I’d allowed Marian to be in this position, because I feared too badly what would happen without my mates by my side.
Will, John, Alan, and Tuck were scattered within the crowd. All of us came to watch, to pay our respects, along with many other Nottingham natives in our ranks—Rosco and the guttersnipes; Emma, who had briefly been Marian’s maid in the past; Briggs, who was there to protect the heart of the man he called leader.
The Merry Men and Oak Boys made a showing, and when Marian looked out at us, she recognized faces. I could see it in the narrowing of her eyes, the squinting and small nods she gave invisible faces in the crowd.
When her eyes landed on mine, my heart stuttered.
And she winked with a smile.
I groaned, jolting at the expression on her face. Damned woman, I thought. Has to make me care about her and like her even in the end. Perhaps that’s truly your power, eh, succubus?
I realized something in that moment.
Maid Marian had always wanted everything on her own terms. When she couldn’t get it, she acted out. Whether it was security, fame, fortune, or power.
And now . . . even her death was on her own terms.
That was what separated her from everyone else: She was willing to go to any lengths to meet her ambition. It just so happened that her ambition had been too lofty this time, even for such a cunning self-preservationist.
The executioner put the noose around her neck and tightened it. He forced Marian to stumble up to a box to stand on, and the cheering reached a fever pitch from the audience, in every direction.

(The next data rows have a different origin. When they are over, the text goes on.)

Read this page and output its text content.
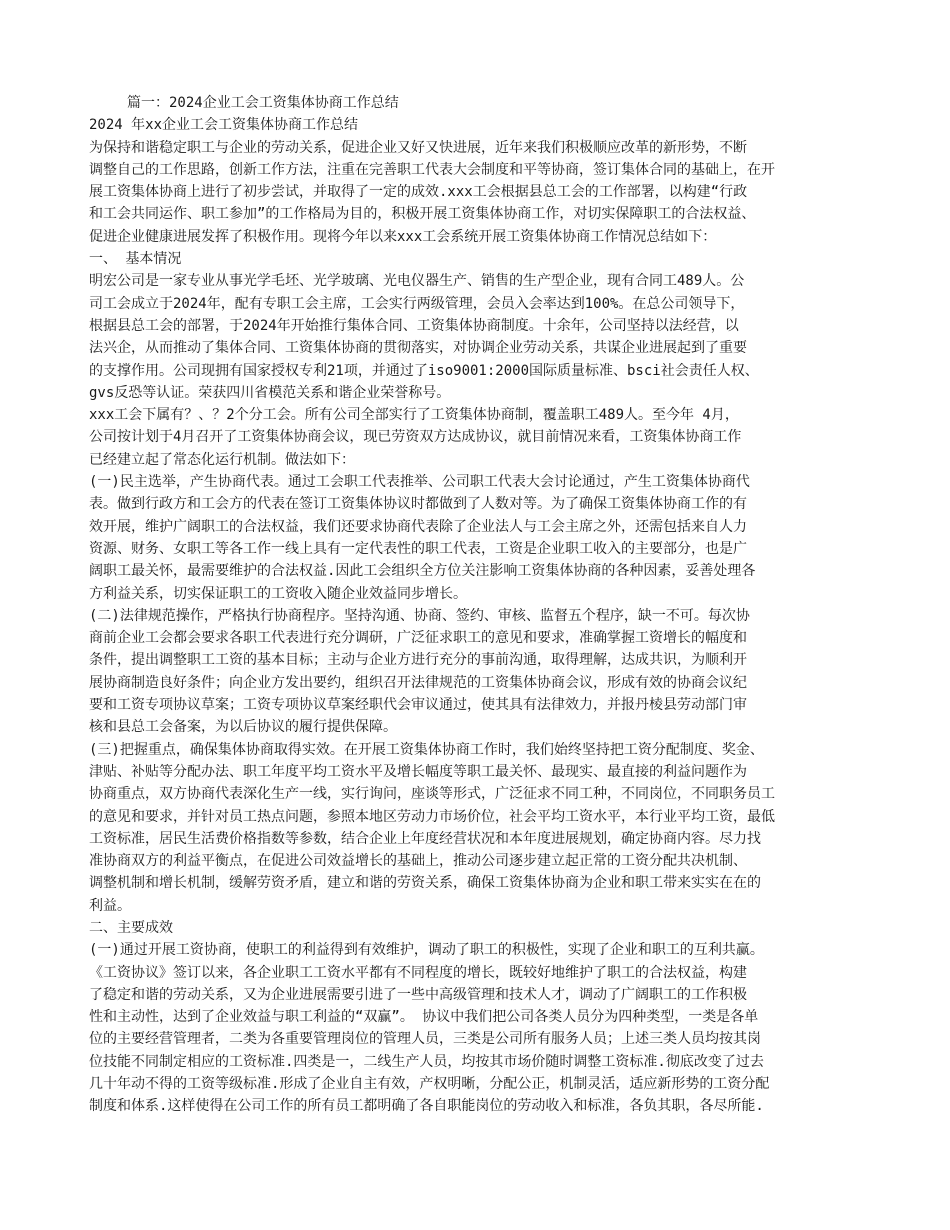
篇一：2024企业工会工资集体协商工作总结
2024 年xx企业工会工资集体协商工作总结
为保持和谐稳定职工与企业的劳动关系，促进企业又好又快进展，近年来我们积极顺应改革的新形势，不断
调整自己的工作思路，创新工作方法，注重在完善职工代表大会制度和平等协商，签订集体合同的基础上，在开
展工资集体协商上进行了初步尝试，并取得了一定的成效.xxx工会根据县总工会的工作部署，以构建“行政
和工会共同运作、职工参加”的工作格局为目的，积极开展工资集体协商工作，对切实保障职工的合法权益、
促进企业健康进展发挥了积极作用。现将今年以来xxx工会系统开展工资集体协商工作情况总结如下：
一、 基本情况
明宏公司是一家专业从事光学毛坯、光学玻璃、光电仪器生产、销售的生产型企业，现有合同工489人。公
司工会成立于2024年，配有专职工会主席，工会实行两级管理，会员入会率达到100%。在总公司领导下，
根据县总工会的部署，于2024年开始推行集体合同、工资集体协商制度。十余年，公司坚持以法经营，以
法兴企，从而推动了集体合同、工资集体协商的贯彻落实，对协调企业劳动关系，共谋企业进展起到了重要
的支撑作用。公司现拥有国家授权专利21项，并通过了iso9001:2000国际质量标准、bsci社会责任人权、
gvs反恐等认证。荣获四川省模范关系和谐企业荣誉称号。
xxx工会下属有？、？2个分工会。所有公司全部实行了工资集体协商制，覆盖职工489人。至今年 4月，
公司按计划于4月召开了工资集体协商会议，现已劳资双方达成协议，就目前情况来看，工资集体协商工作
已经建立起了常态化运行机制。做法如下：
(一)民主选举，产生协商代表。通过工会职工代表推举、公司职工代表大会讨论通过，产生工资集体协商代
表。做到行政方和工会方的代表在签订工资集体协议时都做到了人数对等。为了确保工资集体协商工作的有
效开展，维护广阔职工的合法权益，我们还要求协商代表除了企业法人与工会主席之外，还需包括来自人力
资源、财务、女职工等各工作一线上具有一定代表性的职工代表，工资是企业职工收入的主要部分，也是广
阔职工最关怀，最需要维护的合法权益.因此工会组织全方位关注影响工资集体协商的各种因素，妥善处理各
方利益关系，切实保证职工的工资收入随企业效益同步增长。
(二)法律规范操作，严格执行协商程序。坚持沟通、协商、签约、审核、监督五个程序，缺一不可。每次协
商前企业工会都会要求各职工代表进行充分调研，广泛征求职工的意见和要求，准确掌握工资增长的幅度和
条件，提出调整职工工资的基本目标；主动与企业方进行充分的事前沟通，取得理解，达成共识，为顺利开
展协商制造良好条件；向企业方发出要约，组织召开法律规范的工资集体协商会议，形成有效的协商会议纪
要和工资专项协议草案；工资专项协议草案经职代会审议通过，使其具有法律效力，并报丹棱县劳动部门审
核和县总工会备案，为以后协议的履行提供保障。
(三)把握重点，确保集体协商取得实效。在开展工资集体协商工作时，我们始终坚持把工资分配制度、奖金、
津贴、补贴等分配办法、职工年度平均工资水平及增长幅度等职工最关怀、最现实、最直接的利益问题作为
协商重点，双方协商代表深化生产一线，实行询问，座谈等形式，广泛征求不同工种，不同岗位，不同职务员工
的意见和要求，并针对员工热点问题，参照本地区劳动力市场价位，社会平均工资水平，本行业平均工资，最低
工资标准，居民生活费价格指数等参数，结合企业上年度经营状况和本年度进展规划，确定协商内容。尽力找
准协商双方的利益平衡点，在促进公司效益增长的基础上，推动公司逐步建立起正常的工资分配共决机制、
调整机制和增长机制，缓解劳资矛盾，建立和谐的劳资关系，确保工资集体协商为企业和职工带来实实在在的
利益。
二、主要成效
(一)通过开展工资协商，使职工的利益得到有效维护，调动了职工的积极性，实现了企业和职工的互利共赢。
《工资协议》签订以来，各企业职工工资水平都有不同程度的增长，既较好地维护了职工的合法权益，构建
了稳定和谐的劳动关系，又为企业进展需要引进了一些中高级管理和技术人才，调动了广阔职工的工作积极
性和主动性，达到了企业效益与职工利益的“双赢”。 协议中我们把公司各类人员分为四种类型，一类是各单
位的主要经营管理者，二类为各重要管理岗位的管理人员，三类是公司所有服务人员；上述三类人员均按其岗
位技能不同制定相应的工资标准.四类是一，二线生产人员，均按其市场价随时调整工资标准.彻底改变了过去
几十年动不得的工资等级标准.形成了企业自主有效，产权明晰，分配公正，机制灵活，适应新形势的工资分配
制度和体系.这样使得在公司工作的所有员工都明确了各自职能岗位的劳动收入和标准，各负其职，各尽所能.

Sir Connor—who had never actually spoken to Robin Hood, and therefore didn’t know that the person he had arrested was not her—appeared with a scroll in hand. He read through an arduous list of the crimes Robin of Loxley was being hanged for.

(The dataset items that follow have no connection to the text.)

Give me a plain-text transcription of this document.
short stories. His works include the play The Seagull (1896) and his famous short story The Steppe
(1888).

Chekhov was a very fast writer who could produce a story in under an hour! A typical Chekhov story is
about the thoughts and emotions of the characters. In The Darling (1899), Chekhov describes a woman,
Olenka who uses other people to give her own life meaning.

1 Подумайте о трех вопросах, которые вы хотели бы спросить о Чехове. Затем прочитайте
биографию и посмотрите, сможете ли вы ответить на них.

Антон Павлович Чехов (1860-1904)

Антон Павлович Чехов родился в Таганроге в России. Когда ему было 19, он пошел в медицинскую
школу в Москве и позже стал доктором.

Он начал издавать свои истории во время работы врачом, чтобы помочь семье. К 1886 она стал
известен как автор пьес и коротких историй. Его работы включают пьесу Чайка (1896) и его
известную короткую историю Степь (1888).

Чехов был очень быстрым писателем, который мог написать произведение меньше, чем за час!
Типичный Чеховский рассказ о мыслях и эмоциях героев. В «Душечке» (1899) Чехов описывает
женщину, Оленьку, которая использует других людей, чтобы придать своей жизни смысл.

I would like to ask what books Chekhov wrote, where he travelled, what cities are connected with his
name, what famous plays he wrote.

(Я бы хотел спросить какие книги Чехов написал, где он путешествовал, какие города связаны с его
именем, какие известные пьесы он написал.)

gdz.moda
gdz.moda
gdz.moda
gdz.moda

Most of them were true. Some of them were pure fabrications.
I kept my eyes on Marian the whole time, with her head ducked, looking out at the crowd. She seemed more frantic now, for some reason.
My brow furrowed.
Then the whites in her eyes grew huge in her head when she landed on a particular spot in the crowd, near me.
I followed her gaze—
And my heart stopped in my chest.
A small lad, no more than ten summers old, had pushed his way through toward the front of the crowd. I heard voices behind, caught in the crowd, yelling out, “Barry? My sweet? Where did you go?”
With a plummeting stomach, I noticed how Marian didn’t take her eyes off the whelp. He stared up at her in awe.
His face was freckled. His hair was red and floppy on his head. The color of crimson.
“Maybe . . . if you were a mother . . . you’d understand.”
Marian’s words hit me in the chest.
“My God,” I choked out.
“Sister?” Robert asked.
I pushed away from him, wading deeper into the crowd. Elbowing people out of my way, until I was hemmed in on all sides and the stuffiness of the sweaty, odorous bodies nearly overwhelmed me.
With a growl, I kept shoving, headed for the small boy.
Tears were running tracks down Marian’s grimy face now.
Sir Connor finished his spiel, and then announced Marian’s sentencing. He turned his back to the crowd and motioned to the hangman.